The appearance of symptoms (see Know the Symptoms at right) after eating food may be a sign of a food allergy. The food(s) that caused these symptoms should be avoided, and the affected person, should contact a doctor or health care provider for appropriate testing and evaluation.

• Persons found to have a food allergy should be taught to read labels and avoid the offending foods. They should also be taught, in case of accidental ingestion, to recognize the early symptoms of an allergic reaction, and be properly educated on — and armed with — appropriate treatment measures.

• Persons with a known food allergy who begin experiencing symptoms while, or after, eating a food should initiate treatment immediately, and go to a nearby emergency room if symptoms progress.

Know the Symptoms

Symptoms of food allergies typically appear from within a few minutes to two hours after a person has eaten the food to which he or she is allergic.

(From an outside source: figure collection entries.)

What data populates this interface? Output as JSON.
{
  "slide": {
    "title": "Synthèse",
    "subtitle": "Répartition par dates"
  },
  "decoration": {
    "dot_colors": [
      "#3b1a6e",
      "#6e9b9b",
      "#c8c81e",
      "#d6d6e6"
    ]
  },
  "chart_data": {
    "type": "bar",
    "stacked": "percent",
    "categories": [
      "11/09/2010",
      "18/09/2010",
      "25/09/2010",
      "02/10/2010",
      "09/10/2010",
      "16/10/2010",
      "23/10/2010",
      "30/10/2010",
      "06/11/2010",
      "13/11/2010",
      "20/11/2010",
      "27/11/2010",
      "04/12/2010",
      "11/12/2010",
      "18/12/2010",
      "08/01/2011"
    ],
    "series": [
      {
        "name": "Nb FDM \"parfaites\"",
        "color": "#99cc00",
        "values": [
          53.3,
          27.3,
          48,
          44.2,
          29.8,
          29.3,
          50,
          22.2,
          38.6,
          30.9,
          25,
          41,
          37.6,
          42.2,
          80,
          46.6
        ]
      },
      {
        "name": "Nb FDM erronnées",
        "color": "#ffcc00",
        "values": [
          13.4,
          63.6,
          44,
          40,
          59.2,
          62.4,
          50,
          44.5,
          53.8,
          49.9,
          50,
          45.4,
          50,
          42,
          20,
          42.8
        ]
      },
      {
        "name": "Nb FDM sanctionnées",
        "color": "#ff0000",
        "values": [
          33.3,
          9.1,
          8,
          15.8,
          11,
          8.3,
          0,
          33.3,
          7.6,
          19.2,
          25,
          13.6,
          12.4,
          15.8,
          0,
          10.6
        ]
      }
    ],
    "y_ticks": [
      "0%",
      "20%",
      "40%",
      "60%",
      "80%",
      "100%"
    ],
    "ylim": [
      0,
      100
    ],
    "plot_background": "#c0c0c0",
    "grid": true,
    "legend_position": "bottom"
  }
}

Allergic reactions can include:

• Hives
• Flushed skin or rash
• Tingling or itchy sensation in the mouth
• Face, tongue, or lip swelling
• Vomiting and/or diarrhea
• Abdominal cramps
• Coughing or wheezing
• Dizziness and/or lightheadedness
• Swelling of the throat and vocal cords
• Difficulty breathing
• Loss of consciousness

About Other Allergens

Persons may still be allergic to — and have serious reactions to — foods other than the eight foods identified by the new law. So, always be sure to read the food label’s ingredient list carefully to avoid the food allergens in question.

What does an allergy mean?

allergyAn allergy refers to an exaggerated reaction by our immune system in response to bodily contact with certain foreign substances. It is exaggerated because these foreign substances are usually seen by the body as harmless and no response occurs in non- allergic people. Allergic people’s bodies recognize the foreign substance and one part of the immune system is turned on. Allergy-producing substances are called “allergens.” Examples of allergens include pollens, dust mite, molds, danders, and foods. To understand the language of allergy it is important to remember that allergens are substances that are foreign to the body and can cause an allergic reaction in certain people.

When an allergen comes in contact with the body, it causes the immune system to develop an allergic reaction in persons who are allergic to it. When you inappropriately react to allergens that are normally harmless to other people, you are having an allergic reaction and can be referred to as allergic or atopic. Therefore, people who are prone to allergies are said to be allergic or “atopic.”

Austrian pediatrician Clemens Pirquet (1874-1929) first used the term allergy. He referred to both immunity that was beneficial and to the harmful hypersensitivity as “allergy.” The word allergy is derived from the Greek words “allos,” meaning different or changed and “ergos,” meaning work or action. Allergy roughly refers to an “altered reaction.” The word allergy was first used in 1905 to describe the adverse reactions of children who were given repeated shots of horse serum to fight infection. The following year, the term allergy was proposed to explain this unexpected “changed reactivity.”